There is nothing mean-spirited or spiteful about this tale of small town American life. On the contrary, each character, no matter how outrageous his/her behavior, is portrayed with soft-edged compassion. Indeed, Born Under a Lucky Moon reads like the homage to the author’s home town Precious intended it to be. She says, “If I could, I’d move back there in a heartbeat. I love it there. It was idyllic, growing up there.”
By alternating between the two time periods, Precious cleverly reveals the drama unfolding in Jeannie’s present day life as Katsu, a younger, eager studio executive, appears to have been promoted too quickly and is anxious to inject himself into projects assigned to her. Aidan has a movie premiere scheduled the same evening as Elizabeth’s daughter’s ballet, which Jeannie promised she would not miss, so she must figure out a way to appear at both events. The result? Outrageous, funny, yet touching. And there is the matter of Lucy’s upcoming visit to Los Angeles which Jeannie believes coincides with Aiden’s business trip, so she should be able to sidestep introducing them. Yet again.
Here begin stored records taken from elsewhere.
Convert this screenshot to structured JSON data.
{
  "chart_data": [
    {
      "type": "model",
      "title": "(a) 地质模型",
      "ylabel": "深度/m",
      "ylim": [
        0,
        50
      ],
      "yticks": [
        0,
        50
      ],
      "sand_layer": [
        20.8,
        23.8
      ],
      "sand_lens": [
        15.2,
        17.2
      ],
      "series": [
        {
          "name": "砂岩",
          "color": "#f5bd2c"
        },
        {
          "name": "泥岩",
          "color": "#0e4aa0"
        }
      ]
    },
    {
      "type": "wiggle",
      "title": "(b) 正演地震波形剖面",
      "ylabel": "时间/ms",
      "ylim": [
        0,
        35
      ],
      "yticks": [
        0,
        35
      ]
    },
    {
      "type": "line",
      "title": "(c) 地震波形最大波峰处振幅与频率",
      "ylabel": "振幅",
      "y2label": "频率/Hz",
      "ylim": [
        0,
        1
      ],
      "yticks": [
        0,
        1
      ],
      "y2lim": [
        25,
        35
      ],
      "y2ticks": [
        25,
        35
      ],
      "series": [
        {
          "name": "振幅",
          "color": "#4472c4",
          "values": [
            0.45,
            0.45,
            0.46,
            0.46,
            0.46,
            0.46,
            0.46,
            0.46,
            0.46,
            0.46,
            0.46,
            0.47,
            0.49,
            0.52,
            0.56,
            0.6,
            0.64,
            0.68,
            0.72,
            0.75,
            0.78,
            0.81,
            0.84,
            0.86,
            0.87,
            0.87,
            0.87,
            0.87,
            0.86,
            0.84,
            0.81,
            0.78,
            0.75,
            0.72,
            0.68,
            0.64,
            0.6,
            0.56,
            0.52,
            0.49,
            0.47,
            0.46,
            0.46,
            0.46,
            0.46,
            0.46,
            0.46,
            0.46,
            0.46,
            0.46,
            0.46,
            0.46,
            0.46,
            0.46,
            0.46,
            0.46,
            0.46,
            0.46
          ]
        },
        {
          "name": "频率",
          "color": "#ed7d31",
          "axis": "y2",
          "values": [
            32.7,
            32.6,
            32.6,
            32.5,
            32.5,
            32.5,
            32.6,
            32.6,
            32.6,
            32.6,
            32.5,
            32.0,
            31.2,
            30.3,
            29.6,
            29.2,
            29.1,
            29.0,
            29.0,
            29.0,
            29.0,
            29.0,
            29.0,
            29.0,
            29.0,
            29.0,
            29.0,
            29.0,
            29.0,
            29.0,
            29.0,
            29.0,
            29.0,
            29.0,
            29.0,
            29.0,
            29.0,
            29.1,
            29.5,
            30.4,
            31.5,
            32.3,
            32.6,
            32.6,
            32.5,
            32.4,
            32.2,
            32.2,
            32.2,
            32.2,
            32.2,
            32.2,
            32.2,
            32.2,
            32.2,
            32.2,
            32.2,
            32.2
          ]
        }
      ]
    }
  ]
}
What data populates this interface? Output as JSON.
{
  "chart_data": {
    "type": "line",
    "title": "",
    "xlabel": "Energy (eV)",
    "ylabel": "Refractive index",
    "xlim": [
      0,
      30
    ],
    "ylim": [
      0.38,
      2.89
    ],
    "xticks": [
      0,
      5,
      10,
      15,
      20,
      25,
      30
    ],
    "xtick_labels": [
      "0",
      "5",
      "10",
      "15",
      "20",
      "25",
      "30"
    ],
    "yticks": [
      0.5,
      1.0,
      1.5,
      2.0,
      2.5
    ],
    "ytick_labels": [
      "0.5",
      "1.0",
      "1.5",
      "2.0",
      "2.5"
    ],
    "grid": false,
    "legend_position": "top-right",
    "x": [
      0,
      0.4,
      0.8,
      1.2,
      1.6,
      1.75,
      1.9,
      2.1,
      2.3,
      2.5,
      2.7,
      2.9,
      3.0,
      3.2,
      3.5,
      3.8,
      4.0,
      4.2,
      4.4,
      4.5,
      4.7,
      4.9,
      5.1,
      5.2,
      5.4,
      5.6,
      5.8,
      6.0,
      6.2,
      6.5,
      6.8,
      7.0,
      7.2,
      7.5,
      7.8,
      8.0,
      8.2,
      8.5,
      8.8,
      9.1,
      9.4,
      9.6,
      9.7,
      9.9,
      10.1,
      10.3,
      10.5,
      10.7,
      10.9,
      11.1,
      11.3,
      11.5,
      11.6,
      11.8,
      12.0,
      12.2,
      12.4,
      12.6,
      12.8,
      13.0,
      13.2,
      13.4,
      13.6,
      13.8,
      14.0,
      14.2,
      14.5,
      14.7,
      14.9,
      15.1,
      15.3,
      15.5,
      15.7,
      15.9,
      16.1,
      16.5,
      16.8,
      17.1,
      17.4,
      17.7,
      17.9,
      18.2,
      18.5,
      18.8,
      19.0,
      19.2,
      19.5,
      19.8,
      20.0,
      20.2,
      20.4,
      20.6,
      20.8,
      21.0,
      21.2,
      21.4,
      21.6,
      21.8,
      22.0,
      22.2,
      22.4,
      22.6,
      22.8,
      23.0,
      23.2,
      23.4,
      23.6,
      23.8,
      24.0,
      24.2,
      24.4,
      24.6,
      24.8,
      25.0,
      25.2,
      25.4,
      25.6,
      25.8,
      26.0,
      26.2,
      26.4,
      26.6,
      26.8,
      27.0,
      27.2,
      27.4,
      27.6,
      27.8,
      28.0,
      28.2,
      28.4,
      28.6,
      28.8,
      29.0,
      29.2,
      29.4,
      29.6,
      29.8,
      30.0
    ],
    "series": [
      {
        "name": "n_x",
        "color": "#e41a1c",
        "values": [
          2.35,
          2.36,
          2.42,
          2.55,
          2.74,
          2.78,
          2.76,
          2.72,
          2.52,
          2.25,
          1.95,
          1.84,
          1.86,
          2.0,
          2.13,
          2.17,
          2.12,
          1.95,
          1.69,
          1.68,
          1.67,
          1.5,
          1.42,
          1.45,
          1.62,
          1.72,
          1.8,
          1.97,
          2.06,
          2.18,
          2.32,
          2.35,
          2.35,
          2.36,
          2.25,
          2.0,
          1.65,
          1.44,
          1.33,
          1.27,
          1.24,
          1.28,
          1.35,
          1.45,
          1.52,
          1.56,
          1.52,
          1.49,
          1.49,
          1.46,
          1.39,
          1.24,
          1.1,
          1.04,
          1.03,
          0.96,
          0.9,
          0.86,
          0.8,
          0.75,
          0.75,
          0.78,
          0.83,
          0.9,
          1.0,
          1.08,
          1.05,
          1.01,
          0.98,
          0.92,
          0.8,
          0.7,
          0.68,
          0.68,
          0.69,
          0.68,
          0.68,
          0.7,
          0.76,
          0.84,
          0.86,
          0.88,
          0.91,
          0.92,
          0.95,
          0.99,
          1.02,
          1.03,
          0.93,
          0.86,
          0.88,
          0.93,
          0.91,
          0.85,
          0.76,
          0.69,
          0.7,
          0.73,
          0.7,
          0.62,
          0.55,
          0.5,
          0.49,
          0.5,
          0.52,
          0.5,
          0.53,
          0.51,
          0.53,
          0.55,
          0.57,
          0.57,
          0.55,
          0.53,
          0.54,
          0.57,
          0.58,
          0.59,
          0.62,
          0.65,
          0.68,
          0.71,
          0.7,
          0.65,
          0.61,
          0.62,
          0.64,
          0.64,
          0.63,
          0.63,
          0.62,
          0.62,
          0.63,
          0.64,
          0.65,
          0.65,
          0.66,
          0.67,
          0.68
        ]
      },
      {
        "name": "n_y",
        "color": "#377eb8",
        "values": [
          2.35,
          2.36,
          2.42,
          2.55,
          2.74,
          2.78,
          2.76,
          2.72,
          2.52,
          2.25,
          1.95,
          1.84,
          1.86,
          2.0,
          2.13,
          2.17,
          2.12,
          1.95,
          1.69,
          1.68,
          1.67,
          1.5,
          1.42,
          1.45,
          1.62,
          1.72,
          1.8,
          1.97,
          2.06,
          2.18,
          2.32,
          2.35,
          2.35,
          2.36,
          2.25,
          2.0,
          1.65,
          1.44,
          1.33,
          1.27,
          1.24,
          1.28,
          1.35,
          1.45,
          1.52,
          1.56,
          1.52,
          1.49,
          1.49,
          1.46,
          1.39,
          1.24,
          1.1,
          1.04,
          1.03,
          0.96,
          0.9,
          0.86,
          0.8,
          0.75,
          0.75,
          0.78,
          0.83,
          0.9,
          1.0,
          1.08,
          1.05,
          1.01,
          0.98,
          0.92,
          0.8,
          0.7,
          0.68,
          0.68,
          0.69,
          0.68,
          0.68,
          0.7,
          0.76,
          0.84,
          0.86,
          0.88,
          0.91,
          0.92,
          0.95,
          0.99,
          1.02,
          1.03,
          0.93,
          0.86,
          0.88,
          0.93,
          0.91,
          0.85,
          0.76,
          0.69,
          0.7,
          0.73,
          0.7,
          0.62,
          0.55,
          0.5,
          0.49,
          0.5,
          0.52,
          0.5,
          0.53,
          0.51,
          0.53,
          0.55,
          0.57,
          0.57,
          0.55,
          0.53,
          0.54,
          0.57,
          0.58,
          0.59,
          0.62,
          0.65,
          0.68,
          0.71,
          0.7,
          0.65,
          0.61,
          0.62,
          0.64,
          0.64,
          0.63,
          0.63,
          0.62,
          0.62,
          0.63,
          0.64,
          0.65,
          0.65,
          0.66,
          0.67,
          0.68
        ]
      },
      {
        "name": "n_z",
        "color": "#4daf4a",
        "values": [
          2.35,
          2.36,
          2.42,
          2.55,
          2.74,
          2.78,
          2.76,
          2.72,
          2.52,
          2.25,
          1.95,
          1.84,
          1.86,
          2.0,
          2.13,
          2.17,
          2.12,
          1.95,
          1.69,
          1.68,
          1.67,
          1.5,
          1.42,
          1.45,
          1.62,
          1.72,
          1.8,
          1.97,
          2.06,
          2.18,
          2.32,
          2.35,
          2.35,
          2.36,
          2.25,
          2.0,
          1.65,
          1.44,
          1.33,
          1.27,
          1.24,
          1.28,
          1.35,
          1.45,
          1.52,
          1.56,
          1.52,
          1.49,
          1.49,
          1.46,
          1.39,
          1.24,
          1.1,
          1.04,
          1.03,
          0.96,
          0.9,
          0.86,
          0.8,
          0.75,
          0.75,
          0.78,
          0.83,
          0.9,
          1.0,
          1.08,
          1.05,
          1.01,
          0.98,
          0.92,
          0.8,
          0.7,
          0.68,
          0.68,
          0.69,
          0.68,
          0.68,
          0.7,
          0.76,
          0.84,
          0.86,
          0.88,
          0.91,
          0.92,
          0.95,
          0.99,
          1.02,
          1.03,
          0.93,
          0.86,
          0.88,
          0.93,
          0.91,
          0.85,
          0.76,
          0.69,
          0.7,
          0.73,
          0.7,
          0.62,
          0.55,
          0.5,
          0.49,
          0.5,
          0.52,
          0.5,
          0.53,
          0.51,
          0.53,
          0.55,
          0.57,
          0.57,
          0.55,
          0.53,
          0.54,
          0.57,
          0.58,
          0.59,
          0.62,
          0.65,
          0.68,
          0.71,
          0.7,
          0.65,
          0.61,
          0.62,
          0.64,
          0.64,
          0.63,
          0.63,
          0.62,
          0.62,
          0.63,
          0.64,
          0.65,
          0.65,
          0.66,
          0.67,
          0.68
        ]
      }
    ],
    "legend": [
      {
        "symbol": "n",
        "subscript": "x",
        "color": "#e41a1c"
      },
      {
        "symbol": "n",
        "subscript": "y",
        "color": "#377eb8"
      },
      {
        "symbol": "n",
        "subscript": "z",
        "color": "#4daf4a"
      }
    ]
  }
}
The larger question is why Jeannie is ashamed of her big, boisterous, but loving family? What is she afraid will happen if she introduces Aidan to all of them? Did her marriage to Walker really disintegrate and ultimately fail because of her family’s tendency toward drama and public humiliation, or were there other factors at work? And is Jeannie really going to let the love of her life — her chance for real happiness and the family of her own that she has always wanted — slip away from her because her parents and siblings are a bit frenetic?
The story zips along, racing to a conclusion that readers may not see coming (I didn’t), but that is sweet, satisfying, and, ultimately, perfect. Jeannie ultimately realizes that the road to her childhood home leads not to a dead end, but to water. And that her story “doesn’t reside in the black and white or right and wrong. It resides in the gray area called love.”
Why the title? Because Jeannie, the youngest of the five Thompson children, was born on a night when a full moon guided her parents to the hospital after the headlights on their vehicle ceased functioning. In her parents’ eyes, that moon helped bring her into their lives and they consider her to be a precious gift.
Precious is indeed a gift to women readers who enjoy an engrossing story about a woman looking for love . . . who finally realizes it was right in front of her all along. I look forward to reading more from this talented new novelist!
Disclosure of Material Connection: I received one copy of Born Under a Lucky Moon free of charge from the author in conjunction with the TLC Book Tours review and virtual book tour program. I was not required to write a positive review in exchange for receipt of the book; rather, the opinions expressed in this review are my own. This disclosure complies with 16 Code of Federal Regulations, Part 255, “Guides Concerning the Use of Endorsements and Testimonials in Advertising.”